Scholarly Seligman (Skarsgård) finds Joe (Gainsbourg) injured in an alley and takes her in. She recounts the story of her life from childhood — focusing on her many sexual encounters, on-off relationship with businessman Jerome (LaBeouf) and the trauma which left her in that passageway.
There will be many variant cuts of Lars von Trier’s ambitious drama, depending on how tolerant different territories are to explicit imagery and different distributors and cinema managers are to extended running times. In the UK, Nymphomaniac is released as two distinct Kill Bill-style volumes, with their own credits and end titles and even a “Coming up next on Nymphomaniac” montage at the tail of the first film to lure you back. There has been behind-the-scenes drama about the project, with debate between von Trier and his producers about what exactly to release... with a longer, perhaps more hardcore version due eventually on DVD.
Von Trier’s Kingdom was a forerunner of the talking-point genre TV that dominates the box set market, and anyone who’s ever watched a season of The Killing or Breaking Bad in one marathon go will recognise the way long-haul narrative can be compulsive. This finds its own rhythm early and is unusually free of dead spots. There’s a Scheherazade factor as Joe (Charlotte Gainsbourg), the battered, self-hating protagonist, tells interlocking stories of her past — with digressions and footnotes from her pedantic, attentive listener — and keeps teasing us with hints of more revelations.
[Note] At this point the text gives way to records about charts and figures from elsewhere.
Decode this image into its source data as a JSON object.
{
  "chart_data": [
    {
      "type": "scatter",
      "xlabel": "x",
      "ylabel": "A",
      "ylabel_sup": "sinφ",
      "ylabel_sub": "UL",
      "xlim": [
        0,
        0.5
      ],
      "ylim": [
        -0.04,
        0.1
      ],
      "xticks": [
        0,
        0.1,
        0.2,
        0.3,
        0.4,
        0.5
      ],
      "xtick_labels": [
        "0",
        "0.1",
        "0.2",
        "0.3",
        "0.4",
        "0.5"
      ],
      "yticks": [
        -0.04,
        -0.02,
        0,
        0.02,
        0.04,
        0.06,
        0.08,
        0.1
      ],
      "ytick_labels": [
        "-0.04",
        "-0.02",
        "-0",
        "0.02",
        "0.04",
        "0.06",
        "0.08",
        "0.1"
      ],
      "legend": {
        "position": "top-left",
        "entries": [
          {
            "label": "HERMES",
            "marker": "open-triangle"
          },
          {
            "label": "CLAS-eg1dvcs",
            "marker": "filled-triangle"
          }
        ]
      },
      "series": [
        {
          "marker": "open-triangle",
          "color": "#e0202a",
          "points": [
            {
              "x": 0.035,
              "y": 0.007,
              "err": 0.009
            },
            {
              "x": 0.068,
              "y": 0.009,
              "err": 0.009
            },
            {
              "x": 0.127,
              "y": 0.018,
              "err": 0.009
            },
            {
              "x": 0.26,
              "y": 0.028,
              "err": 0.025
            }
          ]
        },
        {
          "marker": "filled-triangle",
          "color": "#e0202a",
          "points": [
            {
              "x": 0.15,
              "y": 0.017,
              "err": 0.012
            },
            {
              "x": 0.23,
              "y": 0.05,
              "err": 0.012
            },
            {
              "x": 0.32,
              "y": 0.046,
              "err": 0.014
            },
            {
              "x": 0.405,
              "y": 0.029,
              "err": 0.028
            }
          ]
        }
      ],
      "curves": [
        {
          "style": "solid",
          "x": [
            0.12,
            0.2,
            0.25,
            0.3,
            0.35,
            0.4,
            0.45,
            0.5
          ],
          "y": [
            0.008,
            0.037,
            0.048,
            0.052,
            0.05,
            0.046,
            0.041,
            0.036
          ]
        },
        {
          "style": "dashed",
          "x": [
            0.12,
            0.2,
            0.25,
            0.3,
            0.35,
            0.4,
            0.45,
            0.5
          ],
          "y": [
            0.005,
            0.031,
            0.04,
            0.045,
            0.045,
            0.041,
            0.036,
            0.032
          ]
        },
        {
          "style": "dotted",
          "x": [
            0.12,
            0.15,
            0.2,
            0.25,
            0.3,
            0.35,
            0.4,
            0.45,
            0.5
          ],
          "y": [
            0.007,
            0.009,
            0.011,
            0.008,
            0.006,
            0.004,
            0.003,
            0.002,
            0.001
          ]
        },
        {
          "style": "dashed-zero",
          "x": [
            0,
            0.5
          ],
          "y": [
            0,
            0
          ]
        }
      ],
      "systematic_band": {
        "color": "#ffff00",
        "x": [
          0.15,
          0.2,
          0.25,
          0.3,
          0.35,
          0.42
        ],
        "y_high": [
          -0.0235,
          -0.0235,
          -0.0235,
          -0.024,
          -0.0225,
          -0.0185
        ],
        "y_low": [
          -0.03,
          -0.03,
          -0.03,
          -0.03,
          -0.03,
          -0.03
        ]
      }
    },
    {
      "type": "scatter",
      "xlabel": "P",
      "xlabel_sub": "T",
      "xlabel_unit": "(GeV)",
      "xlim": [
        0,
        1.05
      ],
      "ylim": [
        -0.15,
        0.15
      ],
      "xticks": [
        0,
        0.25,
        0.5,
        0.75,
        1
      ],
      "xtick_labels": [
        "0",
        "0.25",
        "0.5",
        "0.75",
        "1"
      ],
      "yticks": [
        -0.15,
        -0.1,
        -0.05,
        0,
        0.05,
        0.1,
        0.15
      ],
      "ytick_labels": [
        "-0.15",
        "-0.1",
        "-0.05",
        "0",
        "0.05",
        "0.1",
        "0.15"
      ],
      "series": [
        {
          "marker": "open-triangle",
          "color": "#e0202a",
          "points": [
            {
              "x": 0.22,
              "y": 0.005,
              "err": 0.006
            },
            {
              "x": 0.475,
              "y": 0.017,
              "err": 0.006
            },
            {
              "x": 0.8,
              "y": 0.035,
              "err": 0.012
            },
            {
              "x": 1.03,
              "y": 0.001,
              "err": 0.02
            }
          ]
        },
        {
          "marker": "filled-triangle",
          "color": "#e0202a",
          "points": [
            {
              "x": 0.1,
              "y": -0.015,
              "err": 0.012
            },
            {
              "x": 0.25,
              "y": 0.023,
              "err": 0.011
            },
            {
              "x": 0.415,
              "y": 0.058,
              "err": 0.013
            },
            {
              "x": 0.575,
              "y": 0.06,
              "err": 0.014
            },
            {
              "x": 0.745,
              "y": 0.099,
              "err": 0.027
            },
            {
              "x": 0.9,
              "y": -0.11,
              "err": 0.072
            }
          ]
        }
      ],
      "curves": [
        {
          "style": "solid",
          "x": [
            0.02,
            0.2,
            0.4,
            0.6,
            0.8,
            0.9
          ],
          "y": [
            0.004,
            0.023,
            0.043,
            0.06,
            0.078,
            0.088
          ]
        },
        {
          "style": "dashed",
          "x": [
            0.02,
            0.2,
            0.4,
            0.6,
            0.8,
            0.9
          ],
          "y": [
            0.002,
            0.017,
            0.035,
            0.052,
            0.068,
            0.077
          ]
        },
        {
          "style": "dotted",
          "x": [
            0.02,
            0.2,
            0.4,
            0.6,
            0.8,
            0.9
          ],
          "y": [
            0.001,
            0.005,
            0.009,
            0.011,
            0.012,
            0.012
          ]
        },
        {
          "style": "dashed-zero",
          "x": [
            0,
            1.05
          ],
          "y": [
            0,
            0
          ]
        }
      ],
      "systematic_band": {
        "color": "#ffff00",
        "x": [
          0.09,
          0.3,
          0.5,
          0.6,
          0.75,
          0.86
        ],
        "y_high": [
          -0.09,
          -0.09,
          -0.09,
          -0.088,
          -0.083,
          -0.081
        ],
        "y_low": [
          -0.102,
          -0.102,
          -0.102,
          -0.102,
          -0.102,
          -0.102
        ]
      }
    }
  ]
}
The conclusion of a trilogy which began with Antichrist and Melancholia (all starring Gainsbourg), this follows a self-declared “bad human being” whose compulsive behaviour takes her into stranger and stranger territory. Seemingly set in England — only Shia LaBeouf’s accent wobbles — between the 1970s and the 2000s, it focuses so narrowly on Joe’s search for sex that the world beyond her bedrooms is out of focus.
Volume I showcases newcomer Stacy Martin as Young Joe and covers childhood, a relationship with a loving father (Christian Slater) whose death in hospital (in black and white) is the most upsetting episode, loss of virginity to a moped-owning lout (LaBeouf) who pops in and out of her later life, teenage sex adventures and a farcical yet nightmarish confrontation with the wife (Uma Thurman) of a lover Joe isn’t that keen on. Volume II is more wayward, with Gainsbourg taking over, falling under the spell of a polite professional sadist (Jamie Bell). Eventually, she turns her acquired callousness to good use as a shady debt collector, taking on a surrogate daughter (Mia Goth) in a partnership which inevitably becomes sexual and equally inevitably doesn’t turn out well.
Throughout, Stellan Skarsgård enjoys himself hugely, rattling off illustrated footnotes about fly-fishing, musical or mathematical theory and mythology, but his character, Seligman, seems not to respond sexually to the stories — which are explicit, but often show things porn would be uncomfortable with (a dying man crapping himself, guys with erections having a row that scuppers a planned threesome).
Late in the day we learn about Joe’s tactic for literally getting a rise out of victims, which raises questions about the film’s storytelling kink that aren’t resolved. A coda feels trite — as if the whole epic were reduced to the two-minute skit about nymphomania Woody Allen does in Play It Again, Sam — and winds the symphony up on a bum note, but it’s still a rich movie, seductive when abandoning people for falling snow or bleak nature and funny, painful and unflinching when it gets physical.
A provocative, engrossing, often hilarious, frequently tough picture. Not for all sensibilities but it’s among von Trier’s more playful, purely entertaining films, with insight and humour in even the horrors.